Chemistry between the title characters, played by Kasper Hilton-Hille and Charlotte O’Leary, is indisputable even to the point of there being a charge between the pair as they stood many yards apart on platforms while being drenched on press night by Storm Amy. And O’Leary even survives odd clothing decisions by costume supervisor Laura Rushton including being put in a frumpish tweed skirt for her tryst. Perhaps the point is that she can’t wait to take it off? Elsewhere, Rushton helps us with subtle colour coding of tracksuits to tell us who is who which I found preferable to the 2012 Wooster Group/Royal Shakespeare Company production (the only other version I have seen) in which the Greeks were modern-day soldiers and the Trojans dressed as early 19th-century Native Americans.

There was logic to Ulysses also being played as a woman, at least in terms of this interpretation by Horsley and actor Jodie McNee who projects the character’s feared manipulative intelligence from the persona of a strategic and merciless blue stocking. Does the character really believe what she is espousing in the set-piece speech about “degree” when she says that the only way the Greeks will prevail against Troy is if they continue to respect army hierarchies? In the absence of degree, “son should strike his father dead”. I thought about the many recent instances of mutiny and shooting of officers by Russian troops in Kharkiv.

I liked what Emma Woodvine (credited for voice and text) has the cast do with the verse. They all sit on the pulse of their speeches without being predictable or formulaic (even in question and answer routines). They are, to quote Ulysses as she imagines a conversation between lovers Achilles and Patroclus in their tent, “dainty” with the verse-speaking. Even with the dense imagery, formal speeches, and abundance of metaphor, Horsley keeps things rattling along.

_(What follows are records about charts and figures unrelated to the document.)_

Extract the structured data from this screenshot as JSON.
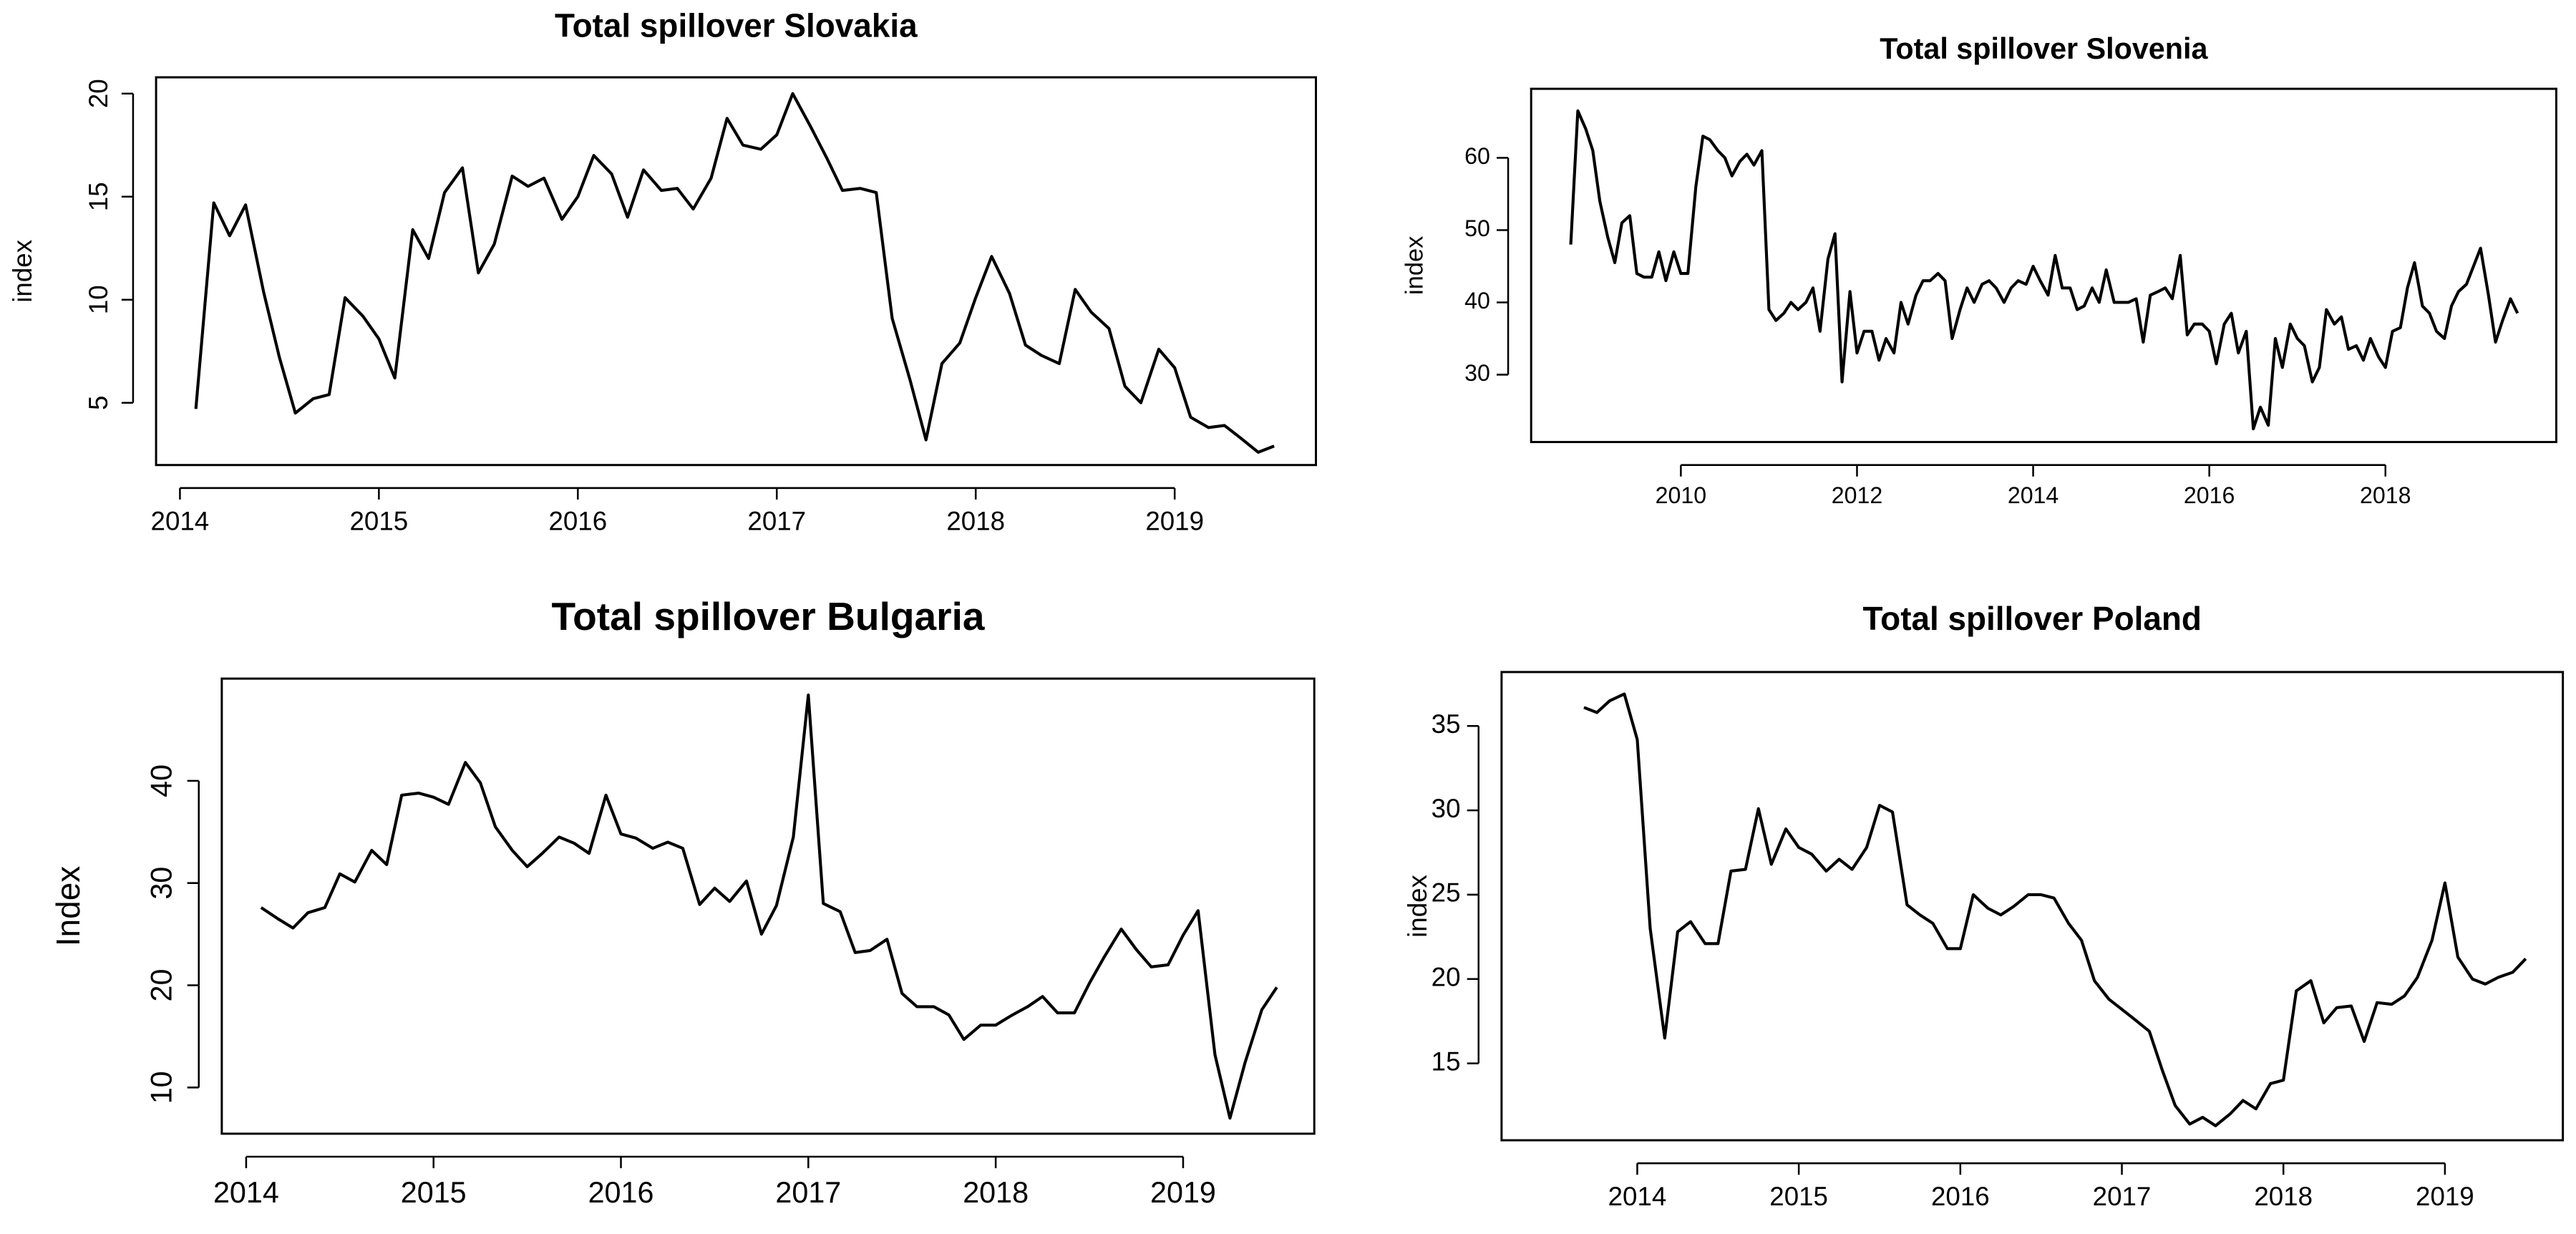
{
  "chart_data": [
    {
      "type": "line",
      "title": "Total spillover Slovakia",
      "y_label": "index",
      "color": "#000000",
      "x": [
        2014.08,
        2014.17,
        2014.25,
        2014.33,
        2014.42,
        2014.5,
        2014.58,
        2014.67,
        2014.75,
        2014.83,
        2014.92,
        2015,
        2015.08,
        2015.17,
        2015.25,
        2015.33,
        2015.42,
        2015.5,
        2015.58,
        2015.67,
        2015.75,
        2015.83,
        2015.92,
        2016,
        2016.08,
        2016.17,
        2016.25,
        2016.33,
        2016.42,
        2016.5,
        2016.58,
        2016.67,
        2016.75,
        2016.83,
        2016.92,
        2017,
        2017.08,
        2017.17,
        2017.25,
        2017.33,
        2017.42,
        2017.5,
        2017.58,
        2017.67,
        2017.75,
        2017.83,
        2017.92,
        2018,
        2018.08,
        2018.17,
        2018.25,
        2018.33,
        2018.42,
        2018.5,
        2018.58,
        2018.67,
        2018.75,
        2018.83,
        2018.92,
        2019,
        2019.08,
        2019.17,
        2019.25,
        2019.33,
        2019.42,
        2019.5
      ],
      "values": [
        4.7,
        14.7,
        13.1,
        14.6,
        10.4,
        7.2,
        4.5,
        5.2,
        5.4,
        10.1,
        9.2,
        8.1,
        6.2,
        13.4,
        12.0,
        15.2,
        16.4,
        11.3,
        12.7,
        16.0,
        15.5,
        15.9,
        13.9,
        15.0,
        17.0,
        16.1,
        14.0,
        16.3,
        15.3,
        15.4,
        14.4,
        15.9,
        18.8,
        17.5,
        17.3,
        18.0,
        20.0,
        18.4,
        16.9,
        15.3,
        15.4,
        15.2,
        9.1,
        6.1,
        3.2,
        6.9,
        7.9,
        10.1,
        12.1,
        10.3,
        7.8,
        7.3,
        6.9,
        10.5,
        9.4,
        8.6,
        5.8,
        5.0,
        7.6,
        6.7,
        4.3,
        3.8,
        3.9,
        3.3,
        2.6,
        2.9
      ],
      "xlim": [
        2013.88,
        2019.71
      ],
      "ylim": [
        1.98,
        20.79
      ],
      "xticks": [
        2014,
        2015,
        2016,
        2017,
        2018,
        2019
      ],
      "yticks": [
        5,
        10,
        15,
        20
      ]
    },
    {
      "type": "line",
      "title": "Total spillover Slovenia",
      "y_label": "index",
      "color": "#000000",
      "x": [
        2008.75,
        2008.83,
        2008.92,
        2009,
        2009.08,
        2009.17,
        2009.25,
        2009.33,
        2009.42,
        2009.5,
        2009.58,
        2009.67,
        2009.75,
        2009.83,
        2009.92,
        2010,
        2010.08,
        2010.17,
        2010.25,
        2010.33,
        2010.42,
        2010.5,
        2010.58,
        2010.67,
        2010.75,
        2010.83,
        2010.92,
        2011,
        2011.08,
        2011.17,
        2011.25,
        2011.33,
        2011.42,
        2011.5,
        2011.58,
        2011.67,
        2011.75,
        2011.83,
        2011.92,
        2012,
        2012.08,
        2012.17,
        2012.25,
        2012.33,
        2012.42,
        2012.5,
        2012.58,
        2012.67,
        2012.75,
        2012.83,
        2012.92,
        2013,
        2013.08,
        2013.17,
        2013.25,
        2013.33,
        2013.42,
        2013.5,
        2013.58,
        2013.67,
        2013.75,
        2013.83,
        2013.92,
        2014,
        2014.08,
        2014.17,
        2014.25,
        2014.33,
        2014.42,
        2014.5,
        2014.58,
        2014.67,
        2014.75,
        2014.83,
        2014.92,
        2015,
        2015.08,
        2015.17,
        2015.25,
        2015.33,
        2015.42,
        2015.5,
        2015.58,
        2015.67,
        2015.75,
        2015.83,
        2015.92,
        2016,
        2016.08,
        2016.17,
        2016.25,
        2016.33,
        2016.42,
        2016.5,
        2016.58,
        2016.67,
        2016.75,
        2016.83,
        2016.92,
        2017,
        2017.08,
        2017.17,
        2017.25,
        2017.33,
        2017.42,
        2017.5,
        2017.58,
        2017.67,
        2017.75,
        2017.83,
        2017.92,
        2018,
        2018.08,
        2018.17,
        2018.25,
        2018.33,
        2018.42,
        2018.5,
        2018.58,
        2018.67,
        2018.75,
        2018.83,
        2018.92,
        2019,
        2019.08,
        2019.17,
        2019.25,
        2019.33,
        2019.42,
        2019.5
      ],
      "values": [
        48,
        66.5,
        64,
        61,
        54,
        49,
        45.5,
        51,
        52,
        44,
        43.5,
        43.5,
        47,
        43,
        47,
        44,
        44,
        56,
        63,
        62.5,
        61,
        60,
        57.5,
        59.5,
        60.5,
        59,
        61,
        39,
        37.5,
        38.5,
        40,
        39,
        40,
        42,
        36,
        46,
        49.5,
        29,
        41.5,
        33,
        36,
        36,
        32,
        35,
        33,
        40,
        37,
        41,
        43,
        43,
        44,
        43,
        35,
        39,
        42,
        40,
        42.5,
        43,
        42,
        40,
        42,
        43,
        42.5,
        45,
        43,
        41,
        46.5,
        42,
        42,
        39,
        39.5,
        42,
        40,
        44.5,
        40,
        40,
        40,
        40.5,
        34.5,
        41,
        41.5,
        42,
        40.5,
        46.5,
        35.5,
        37,
        37,
        36,
        31.5,
        37,
        38.5,
        33,
        36,
        22.5,
        25.5,
        23,
        35,
        31,
        37,
        35,
        34,
        29,
        31,
        39,
        37,
        38,
        33.5,
        34,
        32,
        35,
        32.5,
        31,
        36,
        36.5,
        42,
        45.5,
        39.5,
        38.5,
        36,
        35,
        39.5,
        41.5,
        42.5,
        45,
        47.5,
        41,
        34.5,
        37.5,
        40.5,
        38.5
      ],
      "xlim": [
        2008.3,
        2019.94
      ],
      "ylim": [
        20.68,
        69.55
      ],
      "xticks": [
        2010,
        2012,
        2014,
        2016,
        2018
      ],
      "yticks": [
        30,
        40,
        50,
        60
      ]
    },
    {
      "type": "line",
      "title": "Total spillover Bulgaria",
      "y_label": "Index",
      "color": "#000000",
      "x": [
        2014.08,
        2014.17,
        2014.25,
        2014.33,
        2014.42,
        2014.5,
        2014.58,
        2014.67,
        2014.75,
        2014.83,
        2014.92,
        2015,
        2015.08,
        2015.17,
        2015.25,
        2015.33,
        2015.42,
        2015.5,
        2015.58,
        2015.67,
        2015.75,
        2015.83,
        2015.92,
        2016,
        2016.08,
        2016.17,
        2016.25,
        2016.33,
        2016.42,
        2016.5,
        2016.58,
        2016.67,
        2016.75,
        2016.83,
        2016.92,
        2017,
        2017.08,
        2017.17,
        2017.25,
        2017.33,
        2017.42,
        2017.5,
        2017.58,
        2017.67,
        2017.75,
        2017.83,
        2017.92,
        2018,
        2018.08,
        2018.17,
        2018.25,
        2018.33,
        2018.42,
        2018.5,
        2018.58,
        2018.67,
        2018.75,
        2018.83,
        2018.92,
        2019,
        2019.08,
        2019.17,
        2019.25,
        2019.33,
        2019.42,
        2019.5
      ],
      "values": [
        27.6,
        26.5,
        25.6,
        27.1,
        27.6,
        30.9,
        30.1,
        33.2,
        31.8,
        38.6,
        38.8,
        38.4,
        37.7,
        41.8,
        39.8,
        35.5,
        33.2,
        31.6,
        32.9,
        34.5,
        33.9,
        32.9,
        38.6,
        34.8,
        34.4,
        33.4,
        34.0,
        33.4,
        27.9,
        29.5,
        28.2,
        30.2,
        25.0,
        27.8,
        34.5,
        48.4,
        28.0,
        27.2,
        23.2,
        23.4,
        24.5,
        19.2,
        17.9,
        17.9,
        17.1,
        14.7,
        16.1,
        16.1,
        17.0,
        17.9,
        18.9,
        17.3,
        17.3,
        20.2,
        22.8,
        25.5,
        23.5,
        21.8,
        22.0,
        24.9,
        27.3,
        13.2,
        7.0,
        12.4,
        17.6,
        19.8
      ],
      "xlim": [
        2013.87,
        2019.7
      ],
      "ylim": [
        5.48,
        50
      ],
      "xticks": [
        2014,
        2015,
        2016,
        2017,
        2018,
        2019
      ],
      "yticks": [
        10,
        20,
        30,
        40
      ]
    },
    {
      "type": "line",
      "title": "Total spillover Poland",
      "y_label": "index",
      "color": "#000000",
      "x": [
        2013.67,
        2013.75,
        2013.83,
        2013.92,
        2014,
        2014.08,
        2014.17,
        2014.25,
        2014.33,
        2014.42,
        2014.5,
        2014.58,
        2014.67,
        2014.75,
        2014.83,
        2014.92,
        2015,
        2015.08,
        2015.17,
        2015.25,
        2015.33,
        2015.42,
        2015.5,
        2015.58,
        2015.67,
        2015.75,
        2015.83,
        2015.92,
        2016,
        2016.08,
        2016.17,
        2016.25,
        2016.33,
        2016.42,
        2016.5,
        2016.58,
        2016.67,
        2016.75,
        2016.83,
        2016.92,
        2017,
        2017.08,
        2017.17,
        2017.25,
        2017.33,
        2017.42,
        2017.5,
        2017.58,
        2017.67,
        2017.75,
        2017.83,
        2017.92,
        2018,
        2018.08,
        2018.17,
        2018.25,
        2018.33,
        2018.42,
        2018.5,
        2018.58,
        2018.67,
        2018.75,
        2018.83,
        2018.92,
        2019,
        2019.08,
        2019.17,
        2019.25,
        2019.33,
        2019.42,
        2019.5
      ],
      "values": [
        36.1,
        35.8,
        36.5,
        36.9,
        34.2,
        23.0,
        16.5,
        22.8,
        23.4,
        22.1,
        22.1,
        26.4,
        26.5,
        30.1,
        26.8,
        28.9,
        27.8,
        27.4,
        26.4,
        27.1,
        26.5,
        27.8,
        30.3,
        29.9,
        24.4,
        23.8,
        23.3,
        21.8,
        21.8,
        25.0,
        24.2,
        23.8,
        24.3,
        25.0,
        25.0,
        24.8,
        23.3,
        22.3,
        19.9,
        18.8,
        18.2,
        17.6,
        16.9,
        14.6,
        12.5,
        11.4,
        11.8,
        11.3,
        12.0,
        12.8,
        12.3,
        13.8,
        14.0,
        19.3,
        19.9,
        17.4,
        18.3,
        18.4,
        16.3,
        18.6,
        18.5,
        19.0,
        20.1,
        22.3,
        25.7,
        21.3,
        20.0,
        19.7,
        20.1,
        20.4,
        21.2
      ],
      "xlim": [
        2013.16,
        2019.73
      ],
      "ylim": [
        10.44,
        38.2
      ],
      "xticks": [
        2014,
        2015,
        2016,
        2017,
        2018,
        2019
      ],
      "yticks": [
        15,
        20,
        25,
        30,
        35
      ]
    }
  ]
}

This fluidity is mirrored in movement by Daniel Hay-Gordon with the comings and goings seeming spontaneous even in a plot that can get weighed down by all the conferences and the early parade of warriors. Here this smacked of Marvel comics, an element that delighted the younger groundlings prior to their soaking by rain which, borne on the storm, impacted everybody in the venue.

The production has a brash, bold Las Vegas-type energy and sexual charge which seduced me. It pits chivalry (Trojans) against brutal opportunism (Greeks) and is disturbingly topical. There are so many broad points of contact with modern life, notably the skewering of hero worship and ideals of political leadership that I could hardly credit this as a text from 400 years ago.

Walking back to Blackfriars station I eavesdropped on a young American couple. One of them said, “I wish I’d brought my SparkNotes along!” Well, that’s a legitimate and by no means low-brow response and it showed engagement. The study guide would have told them how many sensible changes of gender there had been here and got the pair thinking about the love matches, conflicts involving fidelity, respect for the old, and debate over what is worth fighting for. I hope the general winning quality of this production enthuses young theatregoers and that Horsley’s intelligent risk-taking inspires new directors.